横須賀東海岸の新安浦港(横須賀市平成町)で2月20日、初水揚げされた「横須賀産カキ」が朝市で販売される。昨年3月から横須賀東部漁協・横須賀支所がカキの試験養殖を行っていたもので、一般販売は初めて。
水揚げされた横須賀産カキ。10~15センチの大きさに育ち、身もぷりぷりに。
2月16日早朝、新安浦港に同漁協組合員ら約20人が集まり、カキの養殖イカダから約3,000個のカキを水揚げした。同港で生育したカキは、貝殻が約10~15センチの大きさに育ち、ぷりぷりした身もついた。
作業場では、水をかけて泥を落としブラシで貝殻を磨き、カゴに移し変えて選別作業を行った。その後、海水プールに保管して紫外線殺菌装置で海水を循環させながら数日かけて洗浄作業を行う。同港では、20年前に天然カキの水揚げ実績があったが、当時は洗浄殺菌装置がなく他県業者が貝殻ごと買い付けに来たことも。昨年、市の助成金により同装置を導入できたため地元での販売が可能になったという。
試験養殖では、宮城産のカキ稚貝を着けたホタテの貝殻を購入し、ブイを付けたイカダに吊り下げて1年間養生し、約6,000~8,000個のカキ養殖に成功した。養殖を担当する栗山義幸さんは「養殖を取り入れて休漁することで水産資源の回復、漁場の養生もできる。

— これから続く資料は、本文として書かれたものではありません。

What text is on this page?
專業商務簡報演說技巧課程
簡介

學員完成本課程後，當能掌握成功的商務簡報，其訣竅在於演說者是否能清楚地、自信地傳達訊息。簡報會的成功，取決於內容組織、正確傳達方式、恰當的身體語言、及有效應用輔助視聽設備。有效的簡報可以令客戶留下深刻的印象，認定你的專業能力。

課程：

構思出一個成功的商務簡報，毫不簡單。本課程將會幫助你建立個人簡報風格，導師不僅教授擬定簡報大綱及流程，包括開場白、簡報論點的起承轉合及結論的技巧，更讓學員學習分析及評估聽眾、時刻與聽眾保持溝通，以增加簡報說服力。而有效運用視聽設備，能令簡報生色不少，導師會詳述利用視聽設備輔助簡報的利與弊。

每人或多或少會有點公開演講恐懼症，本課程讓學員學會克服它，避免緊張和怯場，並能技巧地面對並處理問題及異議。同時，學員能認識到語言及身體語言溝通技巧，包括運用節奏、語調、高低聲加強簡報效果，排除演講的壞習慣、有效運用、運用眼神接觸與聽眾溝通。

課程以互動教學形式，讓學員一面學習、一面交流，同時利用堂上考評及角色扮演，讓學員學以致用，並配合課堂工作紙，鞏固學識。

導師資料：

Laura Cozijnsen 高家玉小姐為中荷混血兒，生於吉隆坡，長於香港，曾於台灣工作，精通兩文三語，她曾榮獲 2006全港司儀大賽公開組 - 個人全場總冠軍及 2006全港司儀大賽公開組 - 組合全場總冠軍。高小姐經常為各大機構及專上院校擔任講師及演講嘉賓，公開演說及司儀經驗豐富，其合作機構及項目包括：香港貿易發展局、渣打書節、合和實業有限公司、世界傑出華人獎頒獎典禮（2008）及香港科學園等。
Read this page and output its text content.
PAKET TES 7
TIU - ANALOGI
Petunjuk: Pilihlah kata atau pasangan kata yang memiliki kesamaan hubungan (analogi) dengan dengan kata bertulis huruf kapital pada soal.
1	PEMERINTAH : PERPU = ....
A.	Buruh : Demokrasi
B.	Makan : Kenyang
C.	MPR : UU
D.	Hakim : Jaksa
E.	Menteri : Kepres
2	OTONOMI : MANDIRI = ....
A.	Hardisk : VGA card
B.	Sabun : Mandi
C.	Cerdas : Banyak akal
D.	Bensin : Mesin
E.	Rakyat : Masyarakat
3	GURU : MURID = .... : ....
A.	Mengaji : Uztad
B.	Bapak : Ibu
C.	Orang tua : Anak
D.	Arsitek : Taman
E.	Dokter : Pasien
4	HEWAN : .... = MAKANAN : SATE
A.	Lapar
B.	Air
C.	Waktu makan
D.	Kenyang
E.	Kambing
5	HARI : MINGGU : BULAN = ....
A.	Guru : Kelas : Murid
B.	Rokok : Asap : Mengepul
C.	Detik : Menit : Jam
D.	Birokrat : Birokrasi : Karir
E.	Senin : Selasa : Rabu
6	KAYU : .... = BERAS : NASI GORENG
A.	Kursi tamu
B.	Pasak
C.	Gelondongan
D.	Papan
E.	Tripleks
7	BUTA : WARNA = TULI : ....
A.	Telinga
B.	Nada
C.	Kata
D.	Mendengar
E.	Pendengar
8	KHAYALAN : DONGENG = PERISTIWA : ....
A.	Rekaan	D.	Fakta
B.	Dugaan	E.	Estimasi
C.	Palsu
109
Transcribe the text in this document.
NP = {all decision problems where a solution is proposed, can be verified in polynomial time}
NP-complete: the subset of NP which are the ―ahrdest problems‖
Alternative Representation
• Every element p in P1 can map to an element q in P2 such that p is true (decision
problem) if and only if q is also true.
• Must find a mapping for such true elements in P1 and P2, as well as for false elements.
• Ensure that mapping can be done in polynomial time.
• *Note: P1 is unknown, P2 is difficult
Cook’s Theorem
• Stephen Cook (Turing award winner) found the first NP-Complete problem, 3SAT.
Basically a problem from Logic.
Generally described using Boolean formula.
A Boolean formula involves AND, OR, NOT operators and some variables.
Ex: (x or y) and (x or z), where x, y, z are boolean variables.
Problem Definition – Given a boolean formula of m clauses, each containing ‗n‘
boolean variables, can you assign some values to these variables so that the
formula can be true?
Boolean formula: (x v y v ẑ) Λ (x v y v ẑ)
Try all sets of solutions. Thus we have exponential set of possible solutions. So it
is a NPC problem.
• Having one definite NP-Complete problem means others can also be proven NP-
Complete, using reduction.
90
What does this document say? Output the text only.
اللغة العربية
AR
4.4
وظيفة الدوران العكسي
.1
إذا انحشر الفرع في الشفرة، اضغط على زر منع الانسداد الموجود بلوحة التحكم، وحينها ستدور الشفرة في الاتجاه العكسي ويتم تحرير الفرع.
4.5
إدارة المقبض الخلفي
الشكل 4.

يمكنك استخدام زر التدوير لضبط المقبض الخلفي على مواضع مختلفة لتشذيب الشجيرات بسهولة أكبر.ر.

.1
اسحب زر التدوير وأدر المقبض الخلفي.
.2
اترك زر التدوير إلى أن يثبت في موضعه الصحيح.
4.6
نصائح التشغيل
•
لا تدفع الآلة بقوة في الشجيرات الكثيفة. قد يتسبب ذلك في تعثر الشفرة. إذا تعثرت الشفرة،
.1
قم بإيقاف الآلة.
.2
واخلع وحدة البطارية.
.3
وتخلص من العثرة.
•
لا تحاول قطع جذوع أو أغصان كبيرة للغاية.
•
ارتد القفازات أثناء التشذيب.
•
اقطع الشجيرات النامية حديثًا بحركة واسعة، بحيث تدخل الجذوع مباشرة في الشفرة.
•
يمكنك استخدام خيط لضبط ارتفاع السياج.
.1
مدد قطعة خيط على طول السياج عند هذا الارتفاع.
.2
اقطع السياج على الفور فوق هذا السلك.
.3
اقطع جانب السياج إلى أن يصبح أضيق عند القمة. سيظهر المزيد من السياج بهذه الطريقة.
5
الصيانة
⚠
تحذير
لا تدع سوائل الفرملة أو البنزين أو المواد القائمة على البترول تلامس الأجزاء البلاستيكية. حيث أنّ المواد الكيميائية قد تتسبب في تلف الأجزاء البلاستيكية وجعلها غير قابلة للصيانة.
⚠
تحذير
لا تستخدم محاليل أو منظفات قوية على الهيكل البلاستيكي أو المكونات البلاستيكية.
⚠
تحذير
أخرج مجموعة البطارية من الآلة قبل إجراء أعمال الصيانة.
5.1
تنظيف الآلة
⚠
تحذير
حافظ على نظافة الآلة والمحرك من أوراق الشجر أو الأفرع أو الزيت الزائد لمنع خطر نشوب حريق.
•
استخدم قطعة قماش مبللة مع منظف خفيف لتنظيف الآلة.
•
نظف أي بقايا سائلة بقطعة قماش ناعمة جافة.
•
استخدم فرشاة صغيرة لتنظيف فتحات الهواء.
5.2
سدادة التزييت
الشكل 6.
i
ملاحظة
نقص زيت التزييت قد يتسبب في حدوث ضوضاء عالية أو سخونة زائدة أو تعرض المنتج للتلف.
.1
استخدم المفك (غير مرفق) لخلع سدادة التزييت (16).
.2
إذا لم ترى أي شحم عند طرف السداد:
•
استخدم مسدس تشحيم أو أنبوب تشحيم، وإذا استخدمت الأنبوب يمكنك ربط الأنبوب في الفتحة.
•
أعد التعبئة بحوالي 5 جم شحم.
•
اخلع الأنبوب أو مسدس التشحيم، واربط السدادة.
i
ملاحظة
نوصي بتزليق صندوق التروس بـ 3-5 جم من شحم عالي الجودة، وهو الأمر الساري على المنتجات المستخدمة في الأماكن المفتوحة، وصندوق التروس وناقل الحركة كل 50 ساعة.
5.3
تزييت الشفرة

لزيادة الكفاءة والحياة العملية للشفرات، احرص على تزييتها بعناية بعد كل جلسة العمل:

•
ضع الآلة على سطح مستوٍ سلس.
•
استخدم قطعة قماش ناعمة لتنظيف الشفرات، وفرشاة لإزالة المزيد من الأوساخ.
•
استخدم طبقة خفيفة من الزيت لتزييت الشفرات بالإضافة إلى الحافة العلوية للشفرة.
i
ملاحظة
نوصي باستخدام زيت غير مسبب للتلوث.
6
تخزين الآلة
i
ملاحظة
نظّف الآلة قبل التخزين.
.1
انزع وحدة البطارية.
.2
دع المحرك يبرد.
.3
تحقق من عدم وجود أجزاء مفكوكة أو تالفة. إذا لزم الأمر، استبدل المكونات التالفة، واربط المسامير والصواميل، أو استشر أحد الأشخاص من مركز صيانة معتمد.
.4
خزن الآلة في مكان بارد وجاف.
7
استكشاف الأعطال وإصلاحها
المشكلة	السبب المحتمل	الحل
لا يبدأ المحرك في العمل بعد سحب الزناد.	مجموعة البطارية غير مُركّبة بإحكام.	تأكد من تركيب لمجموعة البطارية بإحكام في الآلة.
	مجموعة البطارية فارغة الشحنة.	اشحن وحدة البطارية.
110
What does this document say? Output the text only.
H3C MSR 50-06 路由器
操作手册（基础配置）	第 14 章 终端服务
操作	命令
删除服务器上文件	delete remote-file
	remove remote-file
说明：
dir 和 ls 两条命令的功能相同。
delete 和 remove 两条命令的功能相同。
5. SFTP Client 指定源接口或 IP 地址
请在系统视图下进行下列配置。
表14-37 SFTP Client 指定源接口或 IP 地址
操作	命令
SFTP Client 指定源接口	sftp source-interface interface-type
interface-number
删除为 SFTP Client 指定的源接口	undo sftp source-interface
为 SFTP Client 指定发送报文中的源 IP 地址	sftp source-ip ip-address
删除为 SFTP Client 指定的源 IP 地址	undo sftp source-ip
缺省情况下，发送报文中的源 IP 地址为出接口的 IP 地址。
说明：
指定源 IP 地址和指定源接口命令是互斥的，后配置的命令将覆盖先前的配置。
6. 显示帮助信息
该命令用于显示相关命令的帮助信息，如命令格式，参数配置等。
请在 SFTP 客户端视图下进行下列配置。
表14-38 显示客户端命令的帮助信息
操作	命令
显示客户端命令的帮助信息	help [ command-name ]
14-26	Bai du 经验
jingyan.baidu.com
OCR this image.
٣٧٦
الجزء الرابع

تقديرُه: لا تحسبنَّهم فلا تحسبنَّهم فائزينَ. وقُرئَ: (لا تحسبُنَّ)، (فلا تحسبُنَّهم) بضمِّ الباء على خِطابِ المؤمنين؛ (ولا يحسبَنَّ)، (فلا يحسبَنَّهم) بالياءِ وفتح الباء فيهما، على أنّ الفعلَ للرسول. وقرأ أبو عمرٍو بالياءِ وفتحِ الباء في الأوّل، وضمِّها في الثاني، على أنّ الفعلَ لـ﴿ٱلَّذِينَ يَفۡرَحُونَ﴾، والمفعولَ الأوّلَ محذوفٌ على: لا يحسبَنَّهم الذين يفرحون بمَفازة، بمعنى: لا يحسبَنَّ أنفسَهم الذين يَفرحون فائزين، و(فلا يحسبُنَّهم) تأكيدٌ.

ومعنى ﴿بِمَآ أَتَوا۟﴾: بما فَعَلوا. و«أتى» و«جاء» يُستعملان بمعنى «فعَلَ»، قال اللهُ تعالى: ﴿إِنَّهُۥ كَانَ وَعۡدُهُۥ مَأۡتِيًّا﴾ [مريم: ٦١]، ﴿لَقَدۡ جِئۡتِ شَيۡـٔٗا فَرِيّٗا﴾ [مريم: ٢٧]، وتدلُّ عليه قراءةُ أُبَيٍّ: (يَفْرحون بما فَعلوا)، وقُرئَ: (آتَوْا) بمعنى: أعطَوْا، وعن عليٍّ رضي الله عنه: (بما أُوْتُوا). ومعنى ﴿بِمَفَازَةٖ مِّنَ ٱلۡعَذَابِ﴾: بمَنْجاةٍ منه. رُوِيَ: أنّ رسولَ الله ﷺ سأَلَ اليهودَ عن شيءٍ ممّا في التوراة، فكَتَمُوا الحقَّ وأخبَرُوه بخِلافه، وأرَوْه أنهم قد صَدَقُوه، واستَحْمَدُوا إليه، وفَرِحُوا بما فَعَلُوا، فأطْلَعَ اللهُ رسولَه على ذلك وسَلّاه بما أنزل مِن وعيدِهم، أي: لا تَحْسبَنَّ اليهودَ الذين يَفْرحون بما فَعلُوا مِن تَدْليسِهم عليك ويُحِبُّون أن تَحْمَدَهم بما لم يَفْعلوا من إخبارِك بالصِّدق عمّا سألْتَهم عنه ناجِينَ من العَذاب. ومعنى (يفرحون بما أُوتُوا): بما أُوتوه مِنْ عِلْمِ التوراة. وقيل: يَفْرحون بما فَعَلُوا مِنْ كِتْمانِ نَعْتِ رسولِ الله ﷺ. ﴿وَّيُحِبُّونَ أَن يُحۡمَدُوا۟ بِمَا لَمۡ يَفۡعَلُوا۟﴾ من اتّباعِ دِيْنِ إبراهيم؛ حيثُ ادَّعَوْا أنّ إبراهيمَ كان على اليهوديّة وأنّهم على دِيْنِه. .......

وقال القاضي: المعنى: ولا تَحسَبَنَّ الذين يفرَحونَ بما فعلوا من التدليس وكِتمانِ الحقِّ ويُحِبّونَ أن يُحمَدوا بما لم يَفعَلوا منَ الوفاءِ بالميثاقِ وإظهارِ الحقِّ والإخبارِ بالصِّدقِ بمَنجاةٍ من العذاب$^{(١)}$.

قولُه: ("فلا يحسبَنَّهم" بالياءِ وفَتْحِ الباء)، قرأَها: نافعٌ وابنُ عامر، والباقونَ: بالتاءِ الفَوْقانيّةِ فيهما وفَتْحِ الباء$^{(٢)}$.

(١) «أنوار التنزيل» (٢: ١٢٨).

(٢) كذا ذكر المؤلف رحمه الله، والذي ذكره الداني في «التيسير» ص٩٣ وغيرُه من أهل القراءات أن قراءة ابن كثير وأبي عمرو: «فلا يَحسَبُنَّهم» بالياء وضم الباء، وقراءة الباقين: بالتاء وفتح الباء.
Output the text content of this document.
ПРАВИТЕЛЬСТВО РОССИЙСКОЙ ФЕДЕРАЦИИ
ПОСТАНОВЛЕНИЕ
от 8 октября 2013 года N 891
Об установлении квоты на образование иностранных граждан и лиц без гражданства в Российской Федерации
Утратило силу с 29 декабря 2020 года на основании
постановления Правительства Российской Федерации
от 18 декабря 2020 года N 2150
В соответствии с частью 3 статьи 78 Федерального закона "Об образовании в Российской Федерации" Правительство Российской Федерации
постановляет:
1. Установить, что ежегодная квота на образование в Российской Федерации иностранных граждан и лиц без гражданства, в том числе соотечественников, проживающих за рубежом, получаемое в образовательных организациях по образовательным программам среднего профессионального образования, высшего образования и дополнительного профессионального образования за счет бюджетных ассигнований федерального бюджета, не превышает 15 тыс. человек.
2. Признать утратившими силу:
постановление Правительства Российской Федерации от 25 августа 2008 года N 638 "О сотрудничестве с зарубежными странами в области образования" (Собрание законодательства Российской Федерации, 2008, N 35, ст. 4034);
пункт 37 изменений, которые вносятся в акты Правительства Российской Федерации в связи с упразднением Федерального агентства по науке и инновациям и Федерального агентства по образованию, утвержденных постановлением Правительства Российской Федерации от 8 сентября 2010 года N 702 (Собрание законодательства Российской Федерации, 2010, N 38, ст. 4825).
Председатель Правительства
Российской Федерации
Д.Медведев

カキ養殖の事業化で、計画的な栽培漁協へのきっかけになれば」と期待を込める。
同漁協支所長の斎藤浩昌さんは「10年前から漁業者グループが養殖の実験を試みていたが、漁協として本格的に取り組むことになった。冬場の休漁期に新たな収入源として期待できる」といい、「朝市の新しい目玉商品としてじっくり育てたい」と話す。
朝市開催は9時~売り切れまで。猿島海産物も販売する。